The Presidency said Ramaphosa would participate in the two-day session by the summit host, Canadian Prime Minister Justin Trudeau.
"President Ramaphosa’s participation in the G7 Leaders’ Summit Outreach coincides with his drive to attract investment to grow the economy, create jobs and address poverty and inequality in South Africa," his office said.
"President Ramaphosa will commence his visit by engaging with investors and business people in Toronto. The President is accompanied by Environmental Affairs Minister Edna Molewa and a business delegation from South Africa."
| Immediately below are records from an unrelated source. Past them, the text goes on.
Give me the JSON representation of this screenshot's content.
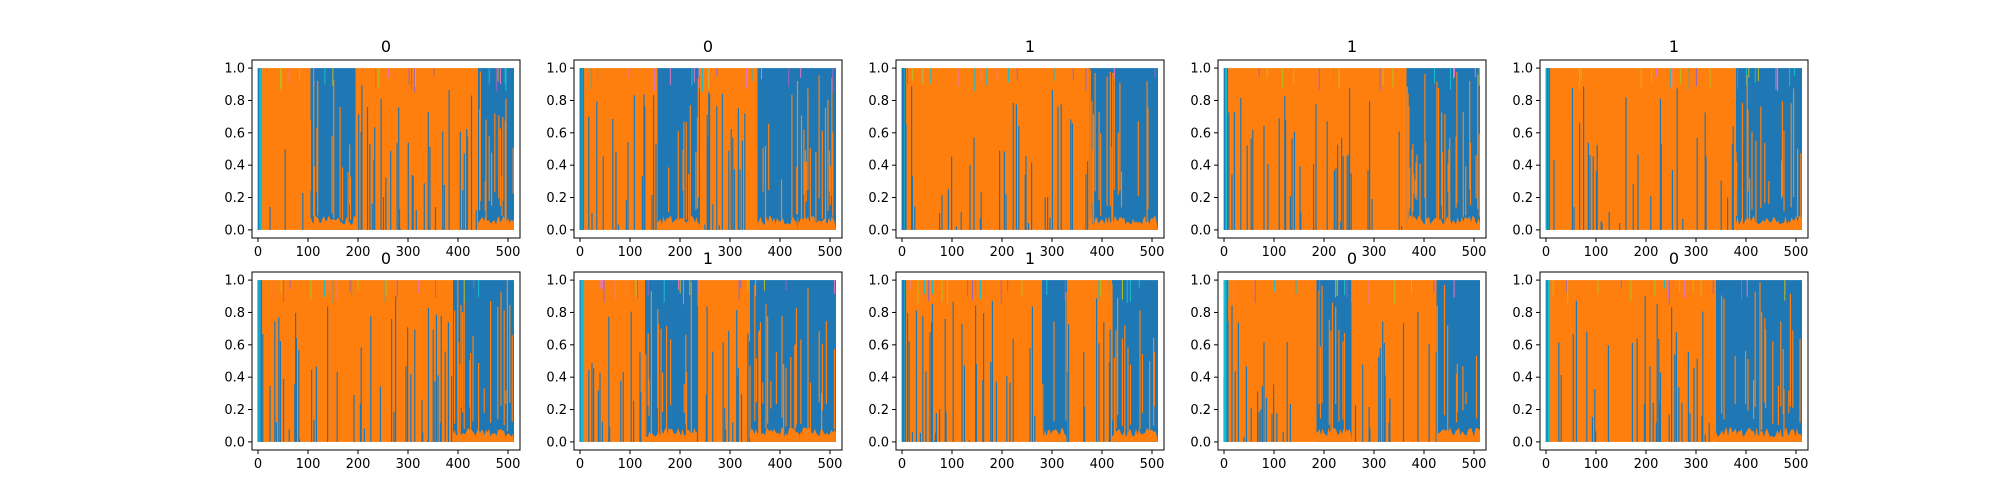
{
  "figure": {
    "background": "#ffffff",
    "layout": "2 rows x 5 columns"
  },
  "chart_data": [
    {
      "type": "area",
      "title": "0",
      "xlim": [
        -12,
        524
      ],
      "ylim": [
        -0.05,
        1.05
      ],
      "xticks": [
        "0",
        "100",
        "200",
        "300",
        "400",
        "500"
      ],
      "yticks": [
        "0.0",
        "0.2",
        "0.4",
        "0.6",
        "0.8",
        "1.0"
      ],
      "series": [
        {
          "color": "#1f77b4",
          "values": [
            0,
            0,
            0,
            0,
            0,
            0,
            0,
            1,
            1,
            1,
            1,
            1,
            0,
            0,
            0,
            0,
            0,
            0,
            0,
            0,
            0,
            0,
            0,
            1,
            1,
            1,
            1,
            1
          ]
        },
        {
          "color": "#ff7f0e",
          "values": [
            1,
            1,
            1,
            1,
            1,
            1,
            1,
            0,
            0,
            0,
            0,
            0,
            1,
            1,
            1,
            1,
            1,
            1,
            1,
            1,
            1,
            1,
            1,
            0,
            0,
            0,
            0,
            0
          ]
        }
      ],
      "segments": [
        [
          0,
          105,
          "o"
        ],
        [
          105,
          195,
          "b"
        ],
        [
          195,
          440,
          "o"
        ],
        [
          440,
          512,
          "b"
        ]
      ]
    },
    {
      "type": "area",
      "title": "0",
      "xlim": [
        -12,
        524
      ],
      "ylim": [
        -0.05,
        1.05
      ],
      "xticks": [
        "0",
        "100",
        "200",
        "300",
        "400",
        "500"
      ],
      "yticks": [
        "0.0",
        "0.2",
        "0.4",
        "0.6",
        "0.8",
        "1.0"
      ],
      "segments": [
        [
          0,
          155,
          "o"
        ],
        [
          155,
          240,
          "b"
        ],
        [
          240,
          355,
          "o"
        ],
        [
          355,
          435,
          "b"
        ],
        [
          435,
          512,
          "b"
        ]
      ]
    },
    {
      "type": "area",
      "title": "1",
      "xlim": [
        -12,
        524
      ],
      "ylim": [
        -0.05,
        1.05
      ],
      "xticks": [
        "0",
        "100",
        "200",
        "300",
        "400",
        "500"
      ],
      "yticks": [
        "0.0",
        "0.2",
        "0.4",
        "0.6",
        "0.8",
        "1.0"
      ],
      "segments": [
        [
          0,
          375,
          "o"
        ],
        [
          375,
          512,
          "b"
        ]
      ]
    },
    {
      "type": "area",
      "title": "1",
      "xlim": [
        -12,
        524
      ],
      "ylim": [
        -0.05,
        1.05
      ],
      "xticks": [
        "0",
        "100",
        "200",
        "300",
        "400",
        "500"
      ],
      "yticks": [
        "0.0",
        "0.2",
        "0.4",
        "0.6",
        "0.8",
        "1.0"
      ],
      "segments": [
        [
          0,
          365,
          "o"
        ],
        [
          365,
          512,
          "b"
        ]
      ]
    },
    {
      "type": "area",
      "title": "1",
      "xlim": [
        -12,
        524
      ],
      "ylim": [
        -0.05,
        1.05
      ],
      "xticks": [
        "0",
        "100",
        "200",
        "300",
        "400",
        "500"
      ],
      "yticks": [
        "0.0",
        "0.2",
        "0.4",
        "0.6",
        "0.8",
        "1.0"
      ],
      "segments": [
        [
          0,
          380,
          "o"
        ],
        [
          380,
          512,
          "b"
        ]
      ]
    },
    {
      "type": "area",
      "title": "0",
      "xlim": [
        -12,
        524
      ],
      "ylim": [
        -0.05,
        1.05
      ],
      "xticks": [
        "0",
        "100",
        "200",
        "300",
        "400",
        "500"
      ],
      "yticks": [
        "0.0",
        "0.2",
        "0.4",
        "0.6",
        "0.8",
        "1.0"
      ],
      "segments": [
        [
          0,
          390,
          "o"
        ],
        [
          390,
          512,
          "b"
        ]
      ]
    },
    {
      "type": "area",
      "title": "1",
      "xlim": [
        -12,
        524
      ],
      "ylim": [
        -0.05,
        1.05
      ],
      "xticks": [
        "0",
        "100",
        "200",
        "300",
        "400",
        "500"
      ],
      "yticks": [
        "0.0",
        "0.2",
        "0.4",
        "0.6",
        "0.8",
        "1.0"
      ],
      "segments": [
        [
          0,
          130,
          "o"
        ],
        [
          130,
          235,
          "b"
        ],
        [
          235,
          340,
          "o"
        ],
        [
          340,
          440,
          "b"
        ],
        [
          440,
          512,
          "b"
        ]
      ]
    },
    {
      "type": "area",
      "title": "1",
      "xlim": [
        -12,
        524
      ],
      "ylim": [
        -0.05,
        1.05
      ],
      "xticks": [
        "0",
        "100",
        "200",
        "300",
        "400",
        "500"
      ],
      "yticks": [
        "0.0",
        "0.2",
        "0.4",
        "0.6",
        "0.8",
        "1.0"
      ],
      "segments": [
        [
          0,
          280,
          "o"
        ],
        [
          280,
          330,
          "b"
        ],
        [
          330,
          420,
          "o"
        ],
        [
          420,
          512,
          "b"
        ]
      ]
    },
    {
      "type": "area",
      "title": "0",
      "xlim": [
        -12,
        524
      ],
      "ylim": [
        -0.05,
        1.05
      ],
      "xticks": [
        "0",
        "100",
        "200",
        "300",
        "400",
        "500"
      ],
      "yticks": [
        "0.0",
        "0.2",
        "0.4",
        "0.6",
        "0.8",
        "1.0"
      ],
      "segments": [
        [
          0,
          185,
          "o"
        ],
        [
          185,
          255,
          "b"
        ],
        [
          255,
          425,
          "o"
        ],
        [
          425,
          512,
          "b"
        ]
      ]
    },
    {
      "type": "area",
      "title": "0",
      "xlim": [
        -12,
        524
      ],
      "ylim": [
        -0.05,
        1.05
      ],
      "xticks": [
        "0",
        "100",
        "200",
        "300",
        "400",
        "500"
      ],
      "yticks": [
        "0.0",
        "0.2",
        "0.4",
        "0.6",
        "0.8",
        "1.0"
      ],
      "segments": [
        [
          0,
          340,
          "o"
        ],
        [
          340,
          512,
          "b"
        ]
      ]
    }
  ],
  "colors": {
    "series_a": "#1f77b4",
    "series_b": "#ff7f0e",
    "accent_1": "#17becf",
    "accent_2": "#bcbd22",
    "accent_3": "#e377c2",
    "accent_4": "#9467bd"
  }
}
On Saturday, Ramaphosa is expected to participate in a working session at Le Manoir Richelieu in La Malbaie in the Charlevoix region followed by a working lunch. The G7 consists of Canada, the United States, Japan, the United Kingdom, Germany, France and Italy. Other states whose leaders have been invited to participate in the Leaders’ Summit Outreach include Kenya, Senegal, Rwanda, Seychelles, Haiti, Bangladesh, Vietnam, Samoa, Argentina, Norway and Jamaica.